Loose Leaf Oolong Tea

Loose Leaf Oolong Tea

Oolong tea falls artfully between black tea and green tea. It is carefully crafted to begin the oxidation process that characterises black teas, but skilfully controlled to release the floral and fruity aromas of the leaf before the richer tannins are revealed... Read more

To compare oolong tea vs green tea, the flavour is deeper and more complex. Compared to a black tea, oolong benefits from less astringency, and softer, smoother flavours.

Different styles of loose leaf oolong tea can vary dramatically in flavour, ranging from the fruity notes and honeyed aroma of the Iron Goddess of Mercy Tieguanyin, to the silky sweetness of Milk oolong and the deep, rich and biscuity taste of the Big Red Robe Da Hong Pao.

What is the flavour profile of oolong tea?

Each oolong has a unique flavour profile. Just as white wines differ wildly, from the sweet honeyed flavours of a particular Reisling to a bone dry Alberino, oolongs cannot be easily categorised.

What’s more - each infusion of loose leaf oolong tea reveals different flavours. A good oolong will typically give six infusions from the same leaves. The flavour will develop and change with each steep.
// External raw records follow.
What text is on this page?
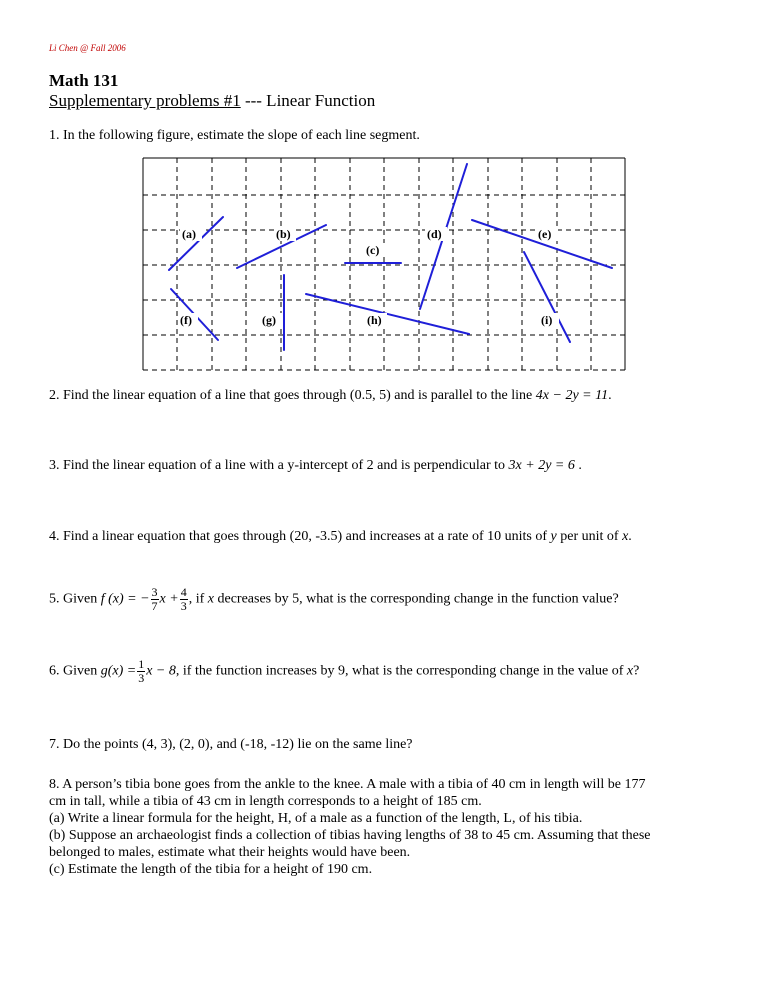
Li Chen @ Fall 2006
Math 131
Supplementary problems #1 --- Linear Function
1. In the following figure, estimate the slope of each line segment.
(a)	(b)
(c)
(d)	(e)
(f)	(g)	(h)	(i)
2. Find the linear equation of a line that goes through (0.5, 5) and is parallel to the line 4x − 2y = 11.
3. Find the linear equation of a line with a y-intercept of 2 and is perpendicular to 3x + 2y = 6 .
4. Find a linear equation that goes through (20, -3.5) and increases at a rate of 10 units of y per unit of x.
5. Given f (x) = − $\frac{3}{7}$ $x + \frac{4}{3}$ , if x decreases by 5, what is the corresponding change in the function value?
6. Given $g(x) = \frac{1}{3}$ x − 8, if the function increases by 9, what is the corresponding change in the value of x?
7. Do the points (4, 3), (2, 0), and (-18, -12) lie on the same line?
8. A person’s tibia bone goes from the ankle to the knee. A male with a tibia of 40 cm in length will be 177
cm in tall, while a tibia of 43 cm in length corresponds to a height of 185 cm.
(a) Write a linear formula for the height, H, of a male as a function of the length, L, of his tibia.
(b) Suppose an archaeologist finds a collection of tibias having lengths of 38 to 45 cm. Assuming that these
belonged to males, estimate what their heights would have been.
(c) Estimate the length of the tibia for a height of 190 cm.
Oolong tea is partially oxidised - and the level of oxidation is a good indicator of flavour. Low oxidation teas are greener and sweeter - like our Chinese Iron Goddess of Mercy oolong and Golden Lily Milk oolong. Sunset Oolong from Taiwan and our New Zealand oolong from Waikato are oxidised further, revealing richer, tropical fruit notes. Da Hong Pao is the most oxidised and has the richest flavour profile. Dark amber in colour with notes of nutty chocolate, and a rounded, biscuity aroma like a vintage champagne.

How to choose between types of oolong tea?

All our oolong teas are loose leaf and handcrafted by teamasters, not industrial machines. They are painstakingly crafted by skilled men and women who work organically without pesticides and herbicides. They have been carefully chosen to be the most delicious oolong teas from around the world that we can find. They are all good, but the flavour profiles of the leaves vary tremendously.

Please read the flavour notes on each oolong tea page to help choose the teas that you will most enjoy.

Do I need special teaware to brew oolong tea?

You can brew oolong tea in a normal loose leaf teapot or infuser (we recommend the Rare Tea Glass Teapot), or for a more traditional approach, choose an authentic Gaiwan Teapot.

You can view our guide on how to brew oolong tea here.

How many times can loose leaf oolong tea be brewed?

You can brew our oolong tea at least six times. If you infuse with care, and dont over steep, the leaves will reveal great subtleties of flavour, getting better with each infusion until the leaves are exhausted.

In China there is a saying about oolong tea, told by an old tea master to our founder and CEO Henrietta Lovell, on one of her first tea trips to China in the late 1990s:

The first infusion is for your enemies (this is the quick "wash" you give the leaves to help them open out before infusing).
The second infusion is for your servant.
The third infusion is for your wife.
The fourth infusion is for your mistress.
The fifth (the best) is for your business partner (because business comes before pleasure).
The sixth you keep for yourself.

Where should I store loose leaf oolong tea?

Oolong tea should be stored in a sealed container such as a tea caddy. It is essential it is kept airtight. Make sure it's stored away from heat, in a cool and dry place, with a fairly consistent temperature.

Does oolong tea contain caffeine?

All oolong tea contains caffeine. The exact amount can differ per batch and harvest - like the amount of sugar in grapes.

How does oolong tea compare to green tea?

The difference between oolong and green tea is the way it is processed. Oolong tea is partially oxidised to develop deeper, more complex flavours from the leaf. It is also often picked later in the spring season than green tea.